Como é que se diminui a desigualdade?
Primeiro é preciso perceber que a desigualdade, no rendimento e na riqueza, tem vários problemas e fontes, “decorrentes da globalização, do aumento da concorrência, do próprio progresso técnico enviesado em favor do trabalho qualificado, mas também razões que se relacionam com as instituições, com a existência ou não de salários mínimos, com os níveis de proteção do emprego, como a taxa de sindicalização”, explica Paulo Mota.
As próprias políticas macroeconómicas têm efeitos económicos importantes sobre o produto, sobre o desemprego, sobre a inflação, mas também têm efeitos redistributivos. Por isso o autor sublinha que “se levantam sérias questões de deixar a política macroeconômica adstrita a instituições tecnocráticas, sem escrutínio democrático”. “Reduzir as desigualdades implica intervir nestas vertentes”, defende.
Há medidas que podem ser aplicadas a priori, para diminuir a desigualdade de oportunidades: “em educação, a procura de melhores escolas, a saúde, o acesso a melhores cuidados de saúde, a própria rede de contactos, tudo isso são coisas que se reproduzem geracionalmente e afetam a igualdade de oportunidades que depois têm ligações com a produtividade”, explica.
Há ainda medidas pragmáticas, como o imposto sucessório, “não sobre pequenos patrimónios que são transmitidos de pais para filhos, mas sobre grandes fortunas que deveriam ser tributadas a taxas razoáveis, precisamente para limitar essa reprodução geracional dos rendimentos, que se liga claramente com a questão das oportunidades e com a desigualdade de acesso a determinadas profissões”.
Para as empresas, defende ainda que os administradores só sejam aumentados se os restantes trabalhadores também forem: “uma possibilidade era legislar no sentido de limitar o elevado rácio da remuneração dos executivos de topo em relação à média dos salários dos trabalhadores das empresas. Isto não impediria que os executivos de topo ganhassem mais, mas o aumento dos salários de topo teria de vir acompanhado de um aumento dos trabalhadores dessas empresas”.
Paulo Mota defende também um imposto único progressivo, para todos os rendimentos, como “medida de grande alcance”. Este imposto iria incluir desde as rendas aos rendimentos resultantes de mais valias. “Todos os rendimentos deveriam ser englobados e tributados a uma mesma taxa, em função do escalão e, portanto, seguindo o princípio da progressividade”, diz.
2 – “As dívidas têm sempre de ser pagas”
Muitos ainda se lembram da célebre frase do ex-primeiro-ministro José Sócrates, “as dívidas não são para pagar, gerem-se”, e da polémica que levantou na altura.

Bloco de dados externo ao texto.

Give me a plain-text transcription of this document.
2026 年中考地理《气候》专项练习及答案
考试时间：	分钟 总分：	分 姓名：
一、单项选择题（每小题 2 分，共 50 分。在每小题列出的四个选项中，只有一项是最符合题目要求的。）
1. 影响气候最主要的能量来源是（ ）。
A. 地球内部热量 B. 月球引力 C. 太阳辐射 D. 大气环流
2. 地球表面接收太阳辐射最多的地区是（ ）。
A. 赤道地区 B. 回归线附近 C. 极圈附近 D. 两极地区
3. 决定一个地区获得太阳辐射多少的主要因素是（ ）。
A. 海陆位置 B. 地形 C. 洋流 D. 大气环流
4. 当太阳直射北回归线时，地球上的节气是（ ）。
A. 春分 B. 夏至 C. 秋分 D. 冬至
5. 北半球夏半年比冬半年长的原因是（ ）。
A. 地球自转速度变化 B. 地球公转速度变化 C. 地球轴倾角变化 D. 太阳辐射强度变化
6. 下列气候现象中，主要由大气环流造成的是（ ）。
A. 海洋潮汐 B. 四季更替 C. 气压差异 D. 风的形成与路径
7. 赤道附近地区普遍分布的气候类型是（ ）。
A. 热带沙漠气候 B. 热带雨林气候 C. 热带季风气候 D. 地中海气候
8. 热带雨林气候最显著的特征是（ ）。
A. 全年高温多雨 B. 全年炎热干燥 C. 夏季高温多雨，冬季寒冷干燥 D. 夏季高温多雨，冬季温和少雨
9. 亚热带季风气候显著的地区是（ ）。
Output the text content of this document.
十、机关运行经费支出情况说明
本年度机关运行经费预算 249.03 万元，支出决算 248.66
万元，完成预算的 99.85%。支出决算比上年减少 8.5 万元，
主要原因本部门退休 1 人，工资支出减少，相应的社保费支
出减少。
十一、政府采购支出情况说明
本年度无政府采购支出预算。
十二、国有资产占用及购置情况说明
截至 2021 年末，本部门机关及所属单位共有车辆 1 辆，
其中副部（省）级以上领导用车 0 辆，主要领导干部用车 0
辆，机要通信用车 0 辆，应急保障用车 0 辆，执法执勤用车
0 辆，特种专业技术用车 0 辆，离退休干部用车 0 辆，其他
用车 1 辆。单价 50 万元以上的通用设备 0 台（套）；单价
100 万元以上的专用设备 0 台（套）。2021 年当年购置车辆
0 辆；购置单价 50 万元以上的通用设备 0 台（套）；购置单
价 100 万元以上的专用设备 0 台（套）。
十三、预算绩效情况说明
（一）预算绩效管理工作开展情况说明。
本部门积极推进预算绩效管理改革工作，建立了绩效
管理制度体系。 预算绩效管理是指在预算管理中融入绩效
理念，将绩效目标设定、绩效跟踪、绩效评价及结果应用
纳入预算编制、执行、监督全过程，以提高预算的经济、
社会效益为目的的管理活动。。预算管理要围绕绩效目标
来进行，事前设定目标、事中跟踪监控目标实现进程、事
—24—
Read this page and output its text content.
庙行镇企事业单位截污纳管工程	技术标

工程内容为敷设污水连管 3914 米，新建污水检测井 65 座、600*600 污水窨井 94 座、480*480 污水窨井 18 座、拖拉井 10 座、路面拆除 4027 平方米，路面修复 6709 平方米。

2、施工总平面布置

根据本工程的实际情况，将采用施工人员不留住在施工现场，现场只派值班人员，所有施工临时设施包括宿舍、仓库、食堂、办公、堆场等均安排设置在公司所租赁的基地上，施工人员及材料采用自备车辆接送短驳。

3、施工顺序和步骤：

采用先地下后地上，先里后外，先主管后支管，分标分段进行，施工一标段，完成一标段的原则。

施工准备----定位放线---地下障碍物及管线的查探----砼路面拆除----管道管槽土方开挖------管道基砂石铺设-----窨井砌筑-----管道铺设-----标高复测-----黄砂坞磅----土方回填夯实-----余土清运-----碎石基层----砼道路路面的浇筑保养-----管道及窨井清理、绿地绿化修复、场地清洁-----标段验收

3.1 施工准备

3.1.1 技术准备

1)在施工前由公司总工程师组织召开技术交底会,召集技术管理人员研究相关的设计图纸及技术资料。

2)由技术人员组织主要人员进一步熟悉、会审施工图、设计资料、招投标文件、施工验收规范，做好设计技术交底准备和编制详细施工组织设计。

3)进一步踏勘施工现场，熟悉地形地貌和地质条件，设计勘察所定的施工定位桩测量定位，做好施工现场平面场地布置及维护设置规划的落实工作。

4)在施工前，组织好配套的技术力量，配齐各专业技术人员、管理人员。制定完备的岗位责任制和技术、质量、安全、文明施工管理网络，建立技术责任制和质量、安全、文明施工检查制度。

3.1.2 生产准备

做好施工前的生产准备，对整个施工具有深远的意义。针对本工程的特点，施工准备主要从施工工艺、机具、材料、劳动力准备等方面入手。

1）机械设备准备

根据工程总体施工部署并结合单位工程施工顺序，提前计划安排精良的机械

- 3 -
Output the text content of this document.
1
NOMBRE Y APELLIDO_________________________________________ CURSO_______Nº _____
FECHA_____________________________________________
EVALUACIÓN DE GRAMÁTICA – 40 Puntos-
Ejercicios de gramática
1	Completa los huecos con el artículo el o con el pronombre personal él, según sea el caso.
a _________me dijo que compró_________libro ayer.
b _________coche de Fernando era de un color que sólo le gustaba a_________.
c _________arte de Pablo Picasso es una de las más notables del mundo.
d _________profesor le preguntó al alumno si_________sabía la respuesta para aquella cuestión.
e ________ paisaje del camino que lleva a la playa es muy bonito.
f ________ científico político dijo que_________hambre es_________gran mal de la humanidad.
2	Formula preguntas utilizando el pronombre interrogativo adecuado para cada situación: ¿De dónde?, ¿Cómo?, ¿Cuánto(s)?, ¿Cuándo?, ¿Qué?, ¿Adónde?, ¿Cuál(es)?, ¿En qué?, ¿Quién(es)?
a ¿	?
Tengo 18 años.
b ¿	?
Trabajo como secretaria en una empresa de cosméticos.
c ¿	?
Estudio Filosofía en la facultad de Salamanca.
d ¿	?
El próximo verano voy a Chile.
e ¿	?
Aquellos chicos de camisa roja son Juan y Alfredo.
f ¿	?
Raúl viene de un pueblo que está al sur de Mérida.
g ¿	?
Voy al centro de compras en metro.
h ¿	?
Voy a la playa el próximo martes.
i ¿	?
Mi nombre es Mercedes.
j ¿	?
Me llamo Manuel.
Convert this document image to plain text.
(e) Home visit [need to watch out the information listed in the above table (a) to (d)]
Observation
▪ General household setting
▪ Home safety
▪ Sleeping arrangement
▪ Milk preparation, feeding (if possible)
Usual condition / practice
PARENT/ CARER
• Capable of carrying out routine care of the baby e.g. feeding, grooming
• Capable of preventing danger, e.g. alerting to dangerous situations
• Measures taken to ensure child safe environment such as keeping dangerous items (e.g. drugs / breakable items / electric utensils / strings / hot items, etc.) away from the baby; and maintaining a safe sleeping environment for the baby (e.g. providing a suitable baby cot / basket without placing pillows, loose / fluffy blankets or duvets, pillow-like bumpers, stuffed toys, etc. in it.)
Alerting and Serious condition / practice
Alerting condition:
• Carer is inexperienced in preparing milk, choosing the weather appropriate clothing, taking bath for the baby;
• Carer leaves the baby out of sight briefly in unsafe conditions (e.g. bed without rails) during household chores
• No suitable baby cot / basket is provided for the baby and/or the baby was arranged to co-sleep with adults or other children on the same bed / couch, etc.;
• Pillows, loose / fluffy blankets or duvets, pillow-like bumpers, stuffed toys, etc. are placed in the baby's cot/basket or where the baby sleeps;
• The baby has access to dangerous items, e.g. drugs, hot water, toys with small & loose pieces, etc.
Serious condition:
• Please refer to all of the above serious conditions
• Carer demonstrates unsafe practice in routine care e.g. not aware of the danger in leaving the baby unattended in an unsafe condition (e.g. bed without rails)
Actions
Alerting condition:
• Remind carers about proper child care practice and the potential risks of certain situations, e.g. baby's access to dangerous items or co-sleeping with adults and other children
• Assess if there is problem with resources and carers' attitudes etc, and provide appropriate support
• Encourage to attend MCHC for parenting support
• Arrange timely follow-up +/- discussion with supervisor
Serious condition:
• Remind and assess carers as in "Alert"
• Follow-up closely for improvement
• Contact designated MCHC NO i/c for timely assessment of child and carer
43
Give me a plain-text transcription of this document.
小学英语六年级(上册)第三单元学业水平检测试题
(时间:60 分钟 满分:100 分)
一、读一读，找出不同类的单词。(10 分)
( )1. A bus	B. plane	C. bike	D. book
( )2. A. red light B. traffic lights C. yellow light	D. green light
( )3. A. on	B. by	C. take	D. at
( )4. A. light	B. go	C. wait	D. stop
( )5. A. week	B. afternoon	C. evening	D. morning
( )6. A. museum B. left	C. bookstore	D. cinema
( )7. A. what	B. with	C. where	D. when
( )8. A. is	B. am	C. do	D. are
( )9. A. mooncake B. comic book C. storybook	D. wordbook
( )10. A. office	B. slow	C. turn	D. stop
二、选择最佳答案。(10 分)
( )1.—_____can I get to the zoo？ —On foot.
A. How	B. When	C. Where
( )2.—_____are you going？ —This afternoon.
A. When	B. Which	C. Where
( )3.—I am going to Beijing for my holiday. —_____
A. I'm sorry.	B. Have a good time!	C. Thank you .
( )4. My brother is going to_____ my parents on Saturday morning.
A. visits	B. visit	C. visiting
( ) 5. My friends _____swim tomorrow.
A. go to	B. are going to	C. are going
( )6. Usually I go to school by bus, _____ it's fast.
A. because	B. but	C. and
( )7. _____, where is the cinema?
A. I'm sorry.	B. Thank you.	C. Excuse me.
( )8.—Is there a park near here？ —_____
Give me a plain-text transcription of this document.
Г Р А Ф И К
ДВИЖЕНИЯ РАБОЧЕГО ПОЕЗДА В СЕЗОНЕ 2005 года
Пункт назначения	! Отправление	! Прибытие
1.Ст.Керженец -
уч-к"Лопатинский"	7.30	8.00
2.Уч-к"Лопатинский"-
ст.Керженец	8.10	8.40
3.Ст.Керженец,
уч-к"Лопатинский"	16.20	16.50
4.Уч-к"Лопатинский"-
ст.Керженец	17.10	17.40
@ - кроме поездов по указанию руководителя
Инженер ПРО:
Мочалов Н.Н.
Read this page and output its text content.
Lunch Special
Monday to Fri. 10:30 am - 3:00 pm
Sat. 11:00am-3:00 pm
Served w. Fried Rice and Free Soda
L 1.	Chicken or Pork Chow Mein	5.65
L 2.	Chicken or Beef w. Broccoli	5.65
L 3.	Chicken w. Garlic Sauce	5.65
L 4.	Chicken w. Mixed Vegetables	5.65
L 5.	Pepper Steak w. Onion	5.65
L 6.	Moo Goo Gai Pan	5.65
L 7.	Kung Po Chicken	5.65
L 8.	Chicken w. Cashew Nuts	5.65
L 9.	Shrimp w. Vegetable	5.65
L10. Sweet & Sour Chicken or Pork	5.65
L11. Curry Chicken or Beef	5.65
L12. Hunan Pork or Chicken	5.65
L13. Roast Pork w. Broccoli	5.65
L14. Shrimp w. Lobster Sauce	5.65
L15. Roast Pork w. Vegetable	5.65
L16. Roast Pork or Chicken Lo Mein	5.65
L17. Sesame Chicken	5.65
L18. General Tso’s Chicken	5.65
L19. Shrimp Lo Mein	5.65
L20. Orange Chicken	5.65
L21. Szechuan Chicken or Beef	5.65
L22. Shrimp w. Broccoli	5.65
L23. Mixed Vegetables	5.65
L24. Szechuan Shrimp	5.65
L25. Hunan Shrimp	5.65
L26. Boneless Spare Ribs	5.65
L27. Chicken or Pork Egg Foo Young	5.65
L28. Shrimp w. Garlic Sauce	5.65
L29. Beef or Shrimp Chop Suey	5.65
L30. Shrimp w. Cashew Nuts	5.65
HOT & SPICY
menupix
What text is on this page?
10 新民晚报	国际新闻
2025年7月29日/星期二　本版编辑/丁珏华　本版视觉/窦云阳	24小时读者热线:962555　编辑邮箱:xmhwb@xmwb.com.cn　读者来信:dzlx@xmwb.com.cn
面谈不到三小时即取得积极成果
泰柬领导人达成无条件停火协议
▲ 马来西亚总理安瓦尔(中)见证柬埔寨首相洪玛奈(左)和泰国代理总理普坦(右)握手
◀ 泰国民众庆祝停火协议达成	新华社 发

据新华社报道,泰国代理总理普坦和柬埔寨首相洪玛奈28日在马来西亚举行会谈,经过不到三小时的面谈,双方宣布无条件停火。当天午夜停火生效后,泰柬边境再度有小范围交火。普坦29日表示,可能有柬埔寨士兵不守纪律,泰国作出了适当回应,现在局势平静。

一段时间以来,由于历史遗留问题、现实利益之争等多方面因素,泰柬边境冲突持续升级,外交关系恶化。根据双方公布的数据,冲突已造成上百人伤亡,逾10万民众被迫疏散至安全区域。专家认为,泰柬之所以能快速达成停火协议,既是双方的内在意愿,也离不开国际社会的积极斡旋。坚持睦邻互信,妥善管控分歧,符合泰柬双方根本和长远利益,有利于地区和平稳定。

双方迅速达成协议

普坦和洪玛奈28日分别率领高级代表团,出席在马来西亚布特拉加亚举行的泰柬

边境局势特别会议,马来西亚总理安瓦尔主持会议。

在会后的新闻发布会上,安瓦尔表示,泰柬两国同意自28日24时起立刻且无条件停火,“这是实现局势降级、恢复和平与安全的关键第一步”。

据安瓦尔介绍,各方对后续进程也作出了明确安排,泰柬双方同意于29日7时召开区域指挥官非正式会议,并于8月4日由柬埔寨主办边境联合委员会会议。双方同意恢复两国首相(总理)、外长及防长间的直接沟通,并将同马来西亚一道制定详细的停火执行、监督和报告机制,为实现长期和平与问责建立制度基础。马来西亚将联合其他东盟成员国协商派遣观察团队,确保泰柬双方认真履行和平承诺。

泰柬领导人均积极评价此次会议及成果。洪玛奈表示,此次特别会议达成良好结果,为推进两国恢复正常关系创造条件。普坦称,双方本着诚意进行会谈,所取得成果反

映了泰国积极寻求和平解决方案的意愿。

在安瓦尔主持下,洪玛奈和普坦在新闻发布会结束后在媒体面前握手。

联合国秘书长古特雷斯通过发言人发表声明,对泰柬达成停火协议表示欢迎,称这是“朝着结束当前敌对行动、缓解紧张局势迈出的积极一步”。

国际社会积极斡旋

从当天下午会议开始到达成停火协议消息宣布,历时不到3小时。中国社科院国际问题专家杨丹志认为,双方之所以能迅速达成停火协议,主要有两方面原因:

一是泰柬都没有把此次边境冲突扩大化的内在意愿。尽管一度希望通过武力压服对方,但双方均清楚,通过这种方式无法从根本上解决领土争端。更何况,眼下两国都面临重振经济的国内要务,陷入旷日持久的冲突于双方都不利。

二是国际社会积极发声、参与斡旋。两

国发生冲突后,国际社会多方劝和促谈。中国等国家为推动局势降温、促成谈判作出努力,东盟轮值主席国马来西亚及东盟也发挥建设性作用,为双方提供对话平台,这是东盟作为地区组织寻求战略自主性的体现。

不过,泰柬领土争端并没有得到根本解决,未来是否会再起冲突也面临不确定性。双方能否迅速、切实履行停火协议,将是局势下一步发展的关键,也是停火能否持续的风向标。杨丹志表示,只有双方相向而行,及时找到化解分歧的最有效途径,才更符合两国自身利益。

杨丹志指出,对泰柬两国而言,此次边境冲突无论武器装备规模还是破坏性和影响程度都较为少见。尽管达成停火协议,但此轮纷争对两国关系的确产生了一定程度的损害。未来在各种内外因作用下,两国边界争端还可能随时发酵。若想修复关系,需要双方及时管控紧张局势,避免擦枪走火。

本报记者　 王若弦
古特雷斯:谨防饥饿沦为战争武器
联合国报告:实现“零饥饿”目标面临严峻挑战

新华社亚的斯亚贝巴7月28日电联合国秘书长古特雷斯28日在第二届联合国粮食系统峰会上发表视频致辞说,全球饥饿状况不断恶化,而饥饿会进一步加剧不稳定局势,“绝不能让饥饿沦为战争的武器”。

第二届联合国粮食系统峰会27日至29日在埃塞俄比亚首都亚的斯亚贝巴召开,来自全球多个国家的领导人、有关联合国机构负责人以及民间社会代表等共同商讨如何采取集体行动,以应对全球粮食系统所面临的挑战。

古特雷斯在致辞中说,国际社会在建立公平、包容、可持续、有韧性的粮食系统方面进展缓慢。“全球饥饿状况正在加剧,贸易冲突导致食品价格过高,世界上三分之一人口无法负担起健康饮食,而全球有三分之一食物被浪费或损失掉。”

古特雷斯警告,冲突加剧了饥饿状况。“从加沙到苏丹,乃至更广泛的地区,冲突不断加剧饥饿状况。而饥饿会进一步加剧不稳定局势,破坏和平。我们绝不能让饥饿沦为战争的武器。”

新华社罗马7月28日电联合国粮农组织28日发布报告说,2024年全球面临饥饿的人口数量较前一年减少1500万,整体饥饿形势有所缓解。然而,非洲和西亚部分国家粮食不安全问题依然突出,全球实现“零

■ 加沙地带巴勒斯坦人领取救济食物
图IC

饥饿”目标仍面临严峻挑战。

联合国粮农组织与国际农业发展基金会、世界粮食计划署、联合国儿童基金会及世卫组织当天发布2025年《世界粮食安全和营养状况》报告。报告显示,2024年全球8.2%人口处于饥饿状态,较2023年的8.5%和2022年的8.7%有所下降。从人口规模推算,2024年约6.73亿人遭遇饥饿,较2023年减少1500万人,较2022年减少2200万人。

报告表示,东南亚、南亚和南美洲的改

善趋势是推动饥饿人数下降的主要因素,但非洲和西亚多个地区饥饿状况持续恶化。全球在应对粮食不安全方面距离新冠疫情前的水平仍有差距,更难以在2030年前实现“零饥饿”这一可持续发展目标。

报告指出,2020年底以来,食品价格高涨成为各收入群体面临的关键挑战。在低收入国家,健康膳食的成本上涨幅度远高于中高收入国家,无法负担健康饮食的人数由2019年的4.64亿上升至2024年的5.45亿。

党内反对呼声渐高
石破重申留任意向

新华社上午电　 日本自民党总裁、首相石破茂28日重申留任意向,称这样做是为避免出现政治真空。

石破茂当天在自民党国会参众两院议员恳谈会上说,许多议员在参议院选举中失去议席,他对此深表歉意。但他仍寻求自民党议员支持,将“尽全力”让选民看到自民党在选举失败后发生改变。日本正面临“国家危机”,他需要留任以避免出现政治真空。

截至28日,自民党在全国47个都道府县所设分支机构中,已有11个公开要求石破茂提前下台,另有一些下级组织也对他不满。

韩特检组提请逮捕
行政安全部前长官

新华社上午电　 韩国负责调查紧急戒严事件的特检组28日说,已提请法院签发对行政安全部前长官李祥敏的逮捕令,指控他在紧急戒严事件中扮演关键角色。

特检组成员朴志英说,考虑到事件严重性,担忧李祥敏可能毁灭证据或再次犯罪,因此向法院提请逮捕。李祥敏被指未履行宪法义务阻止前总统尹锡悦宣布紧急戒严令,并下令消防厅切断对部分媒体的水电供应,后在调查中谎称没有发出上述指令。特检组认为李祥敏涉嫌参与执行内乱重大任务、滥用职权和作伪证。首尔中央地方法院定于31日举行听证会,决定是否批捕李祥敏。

Nem Sócrates falava na altura sobre as dívidas das famílias ou das empresas, nem Paulo Mota. O que está aqui em causa é a dívida pública.
O economista explica que “existe nos mercados financeiros uma relação bem estabelecida entre a rentabilidade e o risco.” Nas obrigações do Estado, por exemplo, “a maior rentabilidade desses ativos vem associada também a um maior risco”, que implica que, “de tempos a tempos, os devedores não pagam atempadamente, pagam apenas parcialmente ou até nem pagam de todo”, acrescenta”.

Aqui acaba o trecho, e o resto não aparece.